99% des femmes égyptiennes affirment avoir été victimes de harcèlement sexuel, selon une étude de l’ONU parue en 2013.
La vidéo d'une étudiante agressée sexuellement par un groupe d'hommes pendant les célébrations d'investiture du président Sissi a mis en lumière le problème endémique des violences faites aux femmes en Egypte, les militants dénonçant l'insuffisance des mesures prises par les autorités.
Diffusés sur internet, ces images, qui semblent avoir été filmées avec un téléphone portable, montrent une jeune femme nue portant des traces de sang et des ecchymoses, escortée par des policiers et une ambulance, alors que des dizaines d'hommes continuent à se masser autour d'elle.
La scène se déroule au milieu d'une foule réunie place Tahrir au Caire pour fêter l'investiture du nouveau président égyptien, Abdel Fatah al-Sissi.
Des militants ont appelé à manifester samedi pour dénoncer le fléau des violences sexuelles dans le pays, tandis que le quotidien pro-gouvernemental Al-Watan réclamait en une mardi l'exécution des agresseurs de la jeune femme.
"Les agressions sexuelles et les viols par des groupes d'hommes sont désormais monnaie courante. Jusqu'où vont aller les choses? Il s'agit de terrorisme sexuel", dénonce Zeinab Sabet, militante au sein du groupe "dignité sans frontières", qui se bat contre les violences sexuelles.
"Cela se produit depuis 2012 (...) Le fait qu'une telle agression ait eu lieu à nouveau (dimanche) montre que les autorités ne se soucient même pas de nous", souligne-t-elle.
Au moins neuf agressions sexuelles se sont produites la semaine passée au cours de manifestations célébrant la victoire de M. Sissi à la présidentielle, selon des militants.

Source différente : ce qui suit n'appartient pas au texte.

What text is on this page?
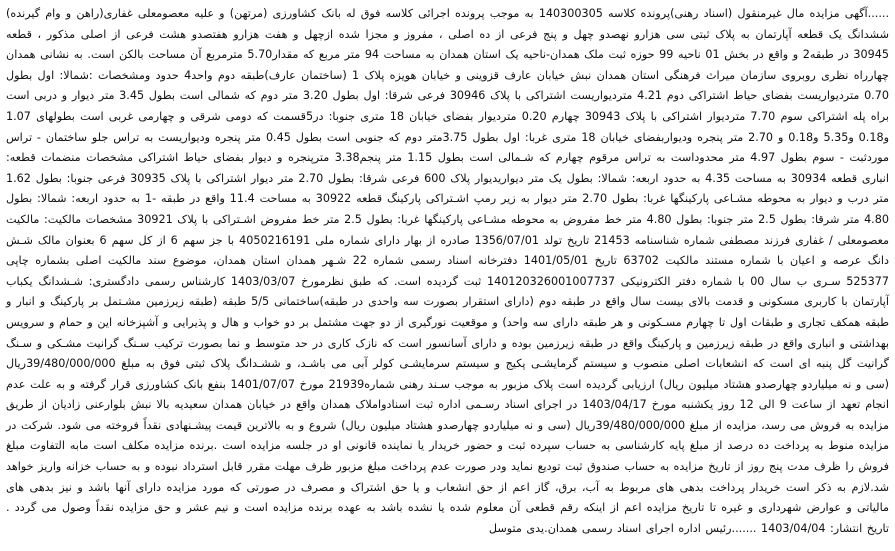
......آگهی مزایده مال غیرمنقول (اسناد رهنی)پرونده کلاسه 140300305 به موجب پرونده اجرائی کلاسه فوق له بانک کشاورزی (مرتهن) و علیه معصومعلی غفاری(راهن و وام گیرنده) ششدانگ یک قطعه آپارتمان به پلاک ثبتی سی هزارو نهصدو چهل و پنج فرعی از ده اصلی ، مفروز و مجزا شده ازچهل و هفت هزارو هفتصدو هشت فرعی از اصلی مذکور ، قطعه 30945 در طبقه2 و واقع در بخش 01 ناحیه 99 حوزه ثبت ملک همدان-ناحیه یک استان همدان به مساحت 94 متر مربع که مقدار5.70 مترمربع آن مساحت بالکن است. به نشانی همدان چهارراه نظری روبروی سازمان میراث فرهنگی استان همدان نبش خیابان عارف قزوینی و خیابان هویزه پلاک 1 (ساختمان عارف)طبقه دوم واحد4 حدود ومشخصات :شمالا: اول بطول 0.70 متردیواریست بفضای حیاط اشتراکی دوم 4.21 متردیواریست اشتراکی با پلاک 30946 فرعی شرقا: اول بطول 3.20 متر دوم که شمالی است بطول 3.45 متر دیوار و دربی است براه پله اشتراکی سوم 7.70 متردیوار اشتراکی با پلاک 30943 چهارم 0.20 متردیوار بفضای خیابان 18 متری جنوبا: در5قسمت که دومی شرقی و چهارمی غربی است بطولهای 1.07 و0.18 و5.35 و0.18 و 2.70 متر پنجره ودیواربفضای خیابان 18 متری غربا: اول بطول 3.75متر دوم که جنوبی است بطول 0.45 متر پنجره ودیواریست به تراس جلو ساختمان - تراس موردثبت - سوم بطول 4.97 متر محدوداست به تراس مرقوم چهارم که شـمالی است بطول 1.15 متر پنجم3.38 مترپنجره و دیوار بفضای حیاط اشتراکی مشخصات منضمات قطعه: انباری قطعه 30934 به مساحت 4.35 به حدود اربعه: شمالا: بطول یک متر دیواریدیوار پلاک 600 فرعی شرقا: بطول 2.70 متر دیوار اشتراکی با پلاک 30935 فرعی جنوبا: بطول 1.62 متر درب و دیوار به محوطه مشـاعی پارکینگها غربا: بطول 2.70 متر دیوار به زیر رمپ اشـتراکی پارکینگ قطعه 30922 به مساحت 11.4 واقع در طبقه -1 به حدود اربعه: شمالا: بطول 4.80 متر شرقا: بطول 2.5 متر جنوبا: بطول 4.80 متر خط مفروض به محوطه مشـاعی پارکینگها غربا: بطول 2.5 متر خط مفروض اشـتراکی با پلاک 30921 مشخصات مالکیت: مالکیت معصومعلی / غفاری فرزند مصطفی شماره شناسنامه 21453 تاریخ تولد 1356/07/01 صادره از بهار دارای شماره ملی 4050216191 با جز سهم 6 از کل سهم 6 بعنوان مالک شـش دانگ عرصه و اعیان با شماره مستند مالکیت 63702 تاریخ 1401/05/01 دفترخانه اسناد رسمی شماره 22 شـهر همدان استان همدان، موضوع سند مالکیت اصلی بشماره چاپی 525377 سـری ب سال 00 با شماره دفتر الکترونیکی 140120326001007737 ثبت گردیده است. که طبق نظرمورخ 1403/03/07 کارشناس رسمی دادگستری: شـشدانگ یکباب آپارتمان با کاربری مسکونی و قدمت بالای بیست سال واقع در طبقه دوم (دارای استقرار بصورت سه واحدی در طبقه)ساختمانی 5/5 طبقه (طبقه زیرزمین مشـتمل بر پارکینگ و انبار و طبقه همکف تجاری و طبقات اول تا چهارم مسـکونی و هر طبقه دارای سه واحد) و موقعیت نورگیری از دو جهت مشتمل بر دو خواب و هال و پذیرایی و آشپزخانه این و حمام و سرویس بهداشتی و انباری واقع در طبقه زیرزمین و پارکینگ واقع در طبقه زیرزمین بوده و دارای آسانسور است که نازک کاری در حد متوسط و نما بصورت ترکیب سـنگ گرانیت مشـکی و سـنگ گرانیت گل پنبه ای است که انشعابات اصلی منصوب و سیستم گرمایشـی پکیج و سیستم سرمایشـی کولر آبی می باشـد، و ششـدانگ پلاک ثبتی فوق به مبلغ 39/480/000/000ریال (سی و نه میلیاردو چهارصدو هشتاد میلیون ریال) ارزیابی گردیده است پلاک مزبور به موجب سـند رهنی شماره21939 مورخ 1401/07/07 بنفع بانک کشاورزی قرار گرفته و به علت عدم انجام تعهد از ساعت 9 الی 12 روز یکشنبه مورخ 1403/04/17 در اجرای اسناد رسـمی اداره ثبت اسنادواملاک همدان واقع در خیابان همدان سعیدیه بالا نبش بلوارعنی زادیان از طریق مزایده به فروش می رسد، مزایده از مبلغ 39/480/000/000ریال (سی و نه میلیاردو چهارصدو هشتاد میلیون ریال) شروع و به بالاترین قیمت پیشـنهادی نقداً فروخته می شود. شرکت در مزایده منوط به پرداخت ده درصد از مبلغ پایه کارشناسی به حساب سپرده ثبت و حضور خریدار یا نماینده قانونی او در جلسه مزایده است .برنده مزایده مکلف است مابه التفاوت مبلغ فروش را ظرف مدت پنج روز از تاریخ مزایده به حساب صندوق ثبت تودیع نماید ودر صورت عدم پرداخت مبلغ مزبور ظرف مهلت مقرر قابل استرداد نبوده و به حساب خزانه واریز خواهد شد.لازم به ذکر است خریدار پرداخت بدهی های مربوط به آب، برق، گاز اعم از حق انشعاب و یا حق اشتراک و مصرف در صورتی که مورد مزایده دارای آنها باشد و نیز بدهی های مالیاتی و عوارض شهرداری و غیره تا تاریخ مزایده اعم از اینکه رقم قطعی آن معلوم شده یا نشده باشد به عهده برنده مزایده است و نیم عشر و حق مزایده نقداً وصول می گردد . تاریخ انتشار: 1403/04/04 .......رئیس اداره اجرای اسناد رسمی همدان.یدی متوسل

Une femme a notamment été brûlée à l'eau bouillante sur Tahrir par trois assaillants qui l'ont déshabillée avant de s'en prendre à sa fille, a indiqué le bureau du procureur.
Au total, les autorités ont indiqué avoir procédé à une dizaine d'arrestations pour ces différentes agressions.
Première législation spécifique
L'Egypte a adopté ce mois-ci sa toute première législation punissant spécifiquement le harcèlement sexuel, avec une série de sanctions allant de l'amende à la prison ferme.
Mardi, M. Sissi a enjoint son ministre de l'Intérieur à appliquer la loi "avec fermeté".
Mais ces amendements ont été jugés "insuffisants" par un groupe de 25 associations de défense des droits de l'Homme, qui ont appelé à une "stratégie globale" pour lutter contre ce phénomène dont 99% des femmes affirment avoir été victimes, qu'elles soient vêtues "à l'occidentale" ou voilées, selon une étude de l'ONU parue en 2013.
Des experts affirment que la hausse du chômage, le coût exorbitant des mariages ou encore le tabou du sexe avant le mariage contribuent à la hausse de ces violences, devenues de plus en plus fréquentes depuis la révolution de 2011 ayant renversé Hosni Moubarak.
Entre novembre 2012 et juin 2013, environ 250 cas de harcèlements, d'agressions sexuelles ou de viols sous la menace d'armes ont ainsi eu lieu lors de manifestations au Caire, selon des militants.
Tests de virginité
L'ONG Human Rights Watch a affirmé dans un rapport publié mardi que les femmes égyptiennes faisaient face à des "niveaux endémiques" de violences, déplorant le peu d'actions entreprises par les autorités pour traduire les agresseurs en justice.
Les militants doutent que le nouveau pouvoir, qui a pourtant tendu la main à l'électorat féminin durant la campagne, soit à même d'endiguer ces violences.
"Pendant sa campagne, les discours de M. Sissi sur les questions concernant les femmes étaient grotesques et vagues", affirme Fathi Farid, du groupe "I saw Harassment" (J'ai vu du harcèlement).
"Il n'a pas évoqué de questions controversées (...) et n'a pas abordé l'émancipation politique, économique et sociale des femmes".
Mi-2011, alors chef du renseignement militaire, M. Sissi avait justifié les tests de virginité pratiqués par l'armée sur des manifestantes arrêtées, en soulignant qu'ils permettaient de se prémunir contre d'éventuelles accusations de viols par des militaires en détention.
"Je ne peux pas faire confiance à un président qui a justifié ces tests", souligne Zeinab Sabet.
"Je ne pense pas que les droits des femmes ou la lutte contre les agressions sexuelles par des groupes d'hommes et les viols figurent dans ses projets", dit-elle.